A bench of Justice Prakash Chandra Gupta made the observation while upholding a family court order directing a man to pay maintenance his former wife.

The man had alleged that his estranged wife had been having an affair with another man and was, therefore, not entitled to claim any maintenance in view of Section 125 (4) of the CrPC.

Section 125 (4), CrPC lays down that no wife would be entitled to receive maintenance from her husband if she is living in adultery.

The Court, however, dismissed the man’s argument after noting that there was nothing to show that his wife was living in adultery when she filed the claim for maintenance.

“It is apparent that the adultery u/S 125(4) of Cr.P.C. has to be continuous and the liability to prove the same is upon the husband in order to debar wife from getting maintenance. The wife can be debarred from getting maintenance on the ground of ‘adultery’ only when she is actually ‘living in adultery’ at or around the time of application for maintenance under S. 125 of Cr.P.C,” Justice Gupta explained.

Justice Prakash Chandra Gupta
The High Court was hearing a plea moved by a man challenging a family court’s order directing him to pay ₹ 10,000 per month as maintenance to his estranged former wife under Section 125 of the CrPC.

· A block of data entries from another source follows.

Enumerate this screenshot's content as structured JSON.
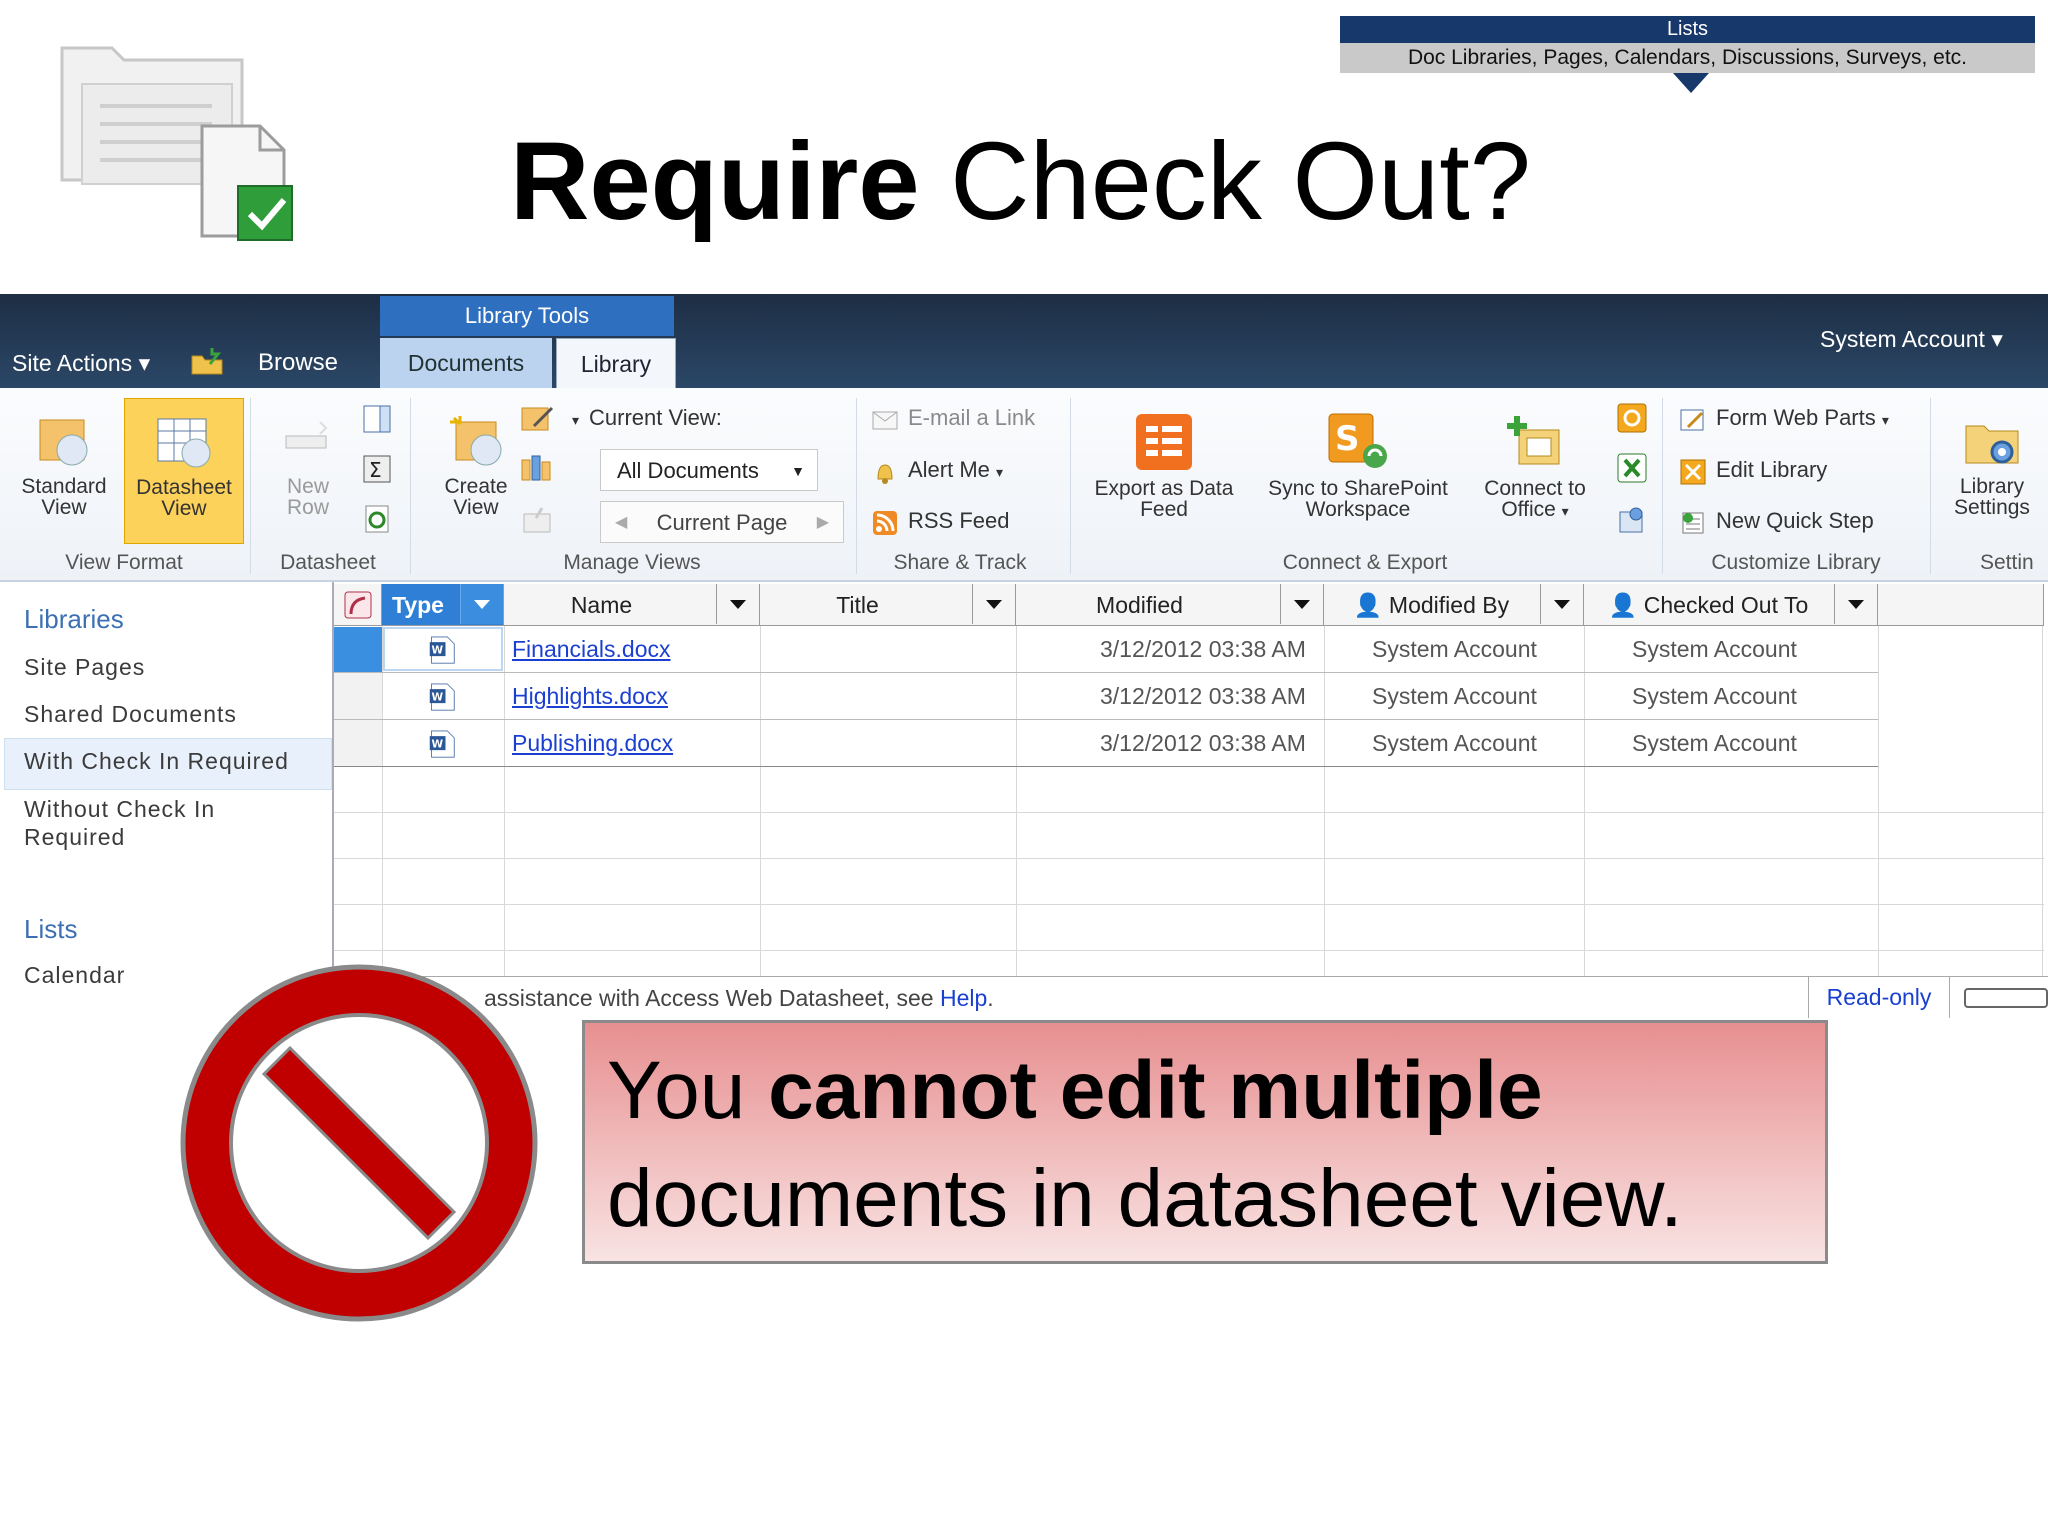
{
  "lists_banner": {
    "title": "Lists",
    "subtitle": "Doc Libraries, Pages, Calendars, Discussions, Surveys, etc."
  },
  "slide": {
    "title_bold": "Require",
    "title_rest": " Check Out?"
  },
  "ribbon": {
    "site_actions": "Site Actions",
    "browse": "Browse",
    "tab_group": "Library Tools",
    "tabs": [
      "Documents",
      "Library"
    ],
    "account": "System Account",
    "groups": {
      "view_format": {
        "label": "View Format",
        "standard_view": [
          "Standard",
          "View"
        ],
        "datasheet_view": [
          "Datasheet",
          "View"
        ]
      },
      "datasheet": {
        "label": "Datasheet",
        "new_row": [
          "New",
          "Row"
        ]
      },
      "manage_views": {
        "label": "Manage Views",
        "create_view": [
          "Create",
          "View"
        ],
        "current_view_label": "Current View:",
        "current_view_value": "All Documents",
        "current_page": "Current Page"
      },
      "share_track": {
        "label": "Share & Track",
        "items": [
          "E-mail a Link",
          "Alert Me",
          "RSS Feed"
        ]
      },
      "connect_export": {
        "label": "Connect & Export",
        "export": [
          "Export as Data",
          "Feed"
        ],
        "sync": [
          "Sync to SharePoint",
          "Workspace"
        ],
        "connect": [
          "Connect to",
          "Office"
        ]
      },
      "customize_library": {
        "label": "Customize Library",
        "items": [
          "Form Web Parts",
          "Edit Library",
          "New Quick Step"
        ]
      },
      "settings": {
        "label": "Settin",
        "library_settings": [
          "Library",
          "Settings"
        ]
      }
    }
  },
  "leftnav": {
    "libraries_heading": "Libraries",
    "library_items": [
      "Site Pages",
      "Shared Documents",
      "With Check In Required",
      "Without Check In",
      "Required"
    ],
    "lists_heading": "Lists",
    "list_items": [
      "Calendar"
    ]
  },
  "datasheet": {
    "columns": [
      "Type",
      "Name",
      "Title",
      "Modified",
      "Modified By",
      "Checked Out To"
    ],
    "rows": [
      {
        "name": "Financials.docx",
        "title": "",
        "modified": "3/12/2012 03:38 AM",
        "modified_by": "System Account",
        "checked_out_to": "System Account"
      },
      {
        "name": "Highlights.docx",
        "title": "",
        "modified": "3/12/2012 03:38 AM",
        "modified_by": "System Account",
        "checked_out_to": "System Account"
      },
      {
        "name": "Publishing.docx",
        "title": "",
        "modified": "3/12/2012 03:38 AM",
        "modified_by": "System Account",
        "checked_out_to": "System Account"
      }
    ],
    "status_text": "assistance with Access Web Datasheet, see ",
    "help_link": "Help",
    "status_end": ".",
    "readonly": "Read-only"
  },
  "callout": {
    "part1": "You ",
    "part2_bold": "cannot edit multiple",
    "part3": "documents in datasheet view."
  },
  "colors": {
    "ribbon_dark": "#243b55",
    "tab_group": "#2f6fc0",
    "active_button": "#fcd25a",
    "link": "#1a3fd1",
    "no_sign_red": "#c00000"
  }
}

The husband had earlier secured an ex-parte decree of divorce from his wife.

In the meanwhile, the wife filed an application seeking maintenance from her husband before a family court, where she alleged that he had subjected her to dowry harassment and physical abuse.

She also claimed that he had evicted her from their marital home and forced her to live in a rented room without any assistance.

On the contrary, the husband argued that he never demanded dowry from his wife or subject her to any harassment or cruelty. He maintained that his wife left him voluntarily without any valid reason.

Moreover, he argued that she was the aggressor in their relationship, and that she had physically assaulted him and verbally abused both him and his family members.

Additionally, the husband contended that she had engaged in inappropriate communications with another man and committed adultery.

The family court found that the wife had valid reasons to live separately from her husband and allowed her plea for maintenance.

Dissatisfied with this decision, the husband (petitioner) filed an appeal before the High Court.

At the outset, the High Court clarified that the woman, in this case, would be entitled to claim maintenance even though her husband had secured a divorce. The Court explained that the definition of “wife” under Section 125, CrPC (dealing with maintenance claims) includes a woman who has been divorced but not yet remarried.

The Court proceeded to opine that the petitioner had not produced credible evidence to support his allegation that his former wife had been adulterous.

While the petitioner referred to certain photographs of his former wife and another man, the Court noted that he did not produce an electronic certificate under Section 65B of the Indian Evidence Act to prove the authenticity of such photos.

The Court emphasized that without such a certificate, it cannot be conclusively inferred from the photographs alone that the wife had engaged in adultery with another man.

Therefore, the Court upheld the trial court order and dismissed the man’s plea.

Advocate Abhijeet Dubey represented the petitioner.

Advocate Anil Kumar Dawale represented the respondent.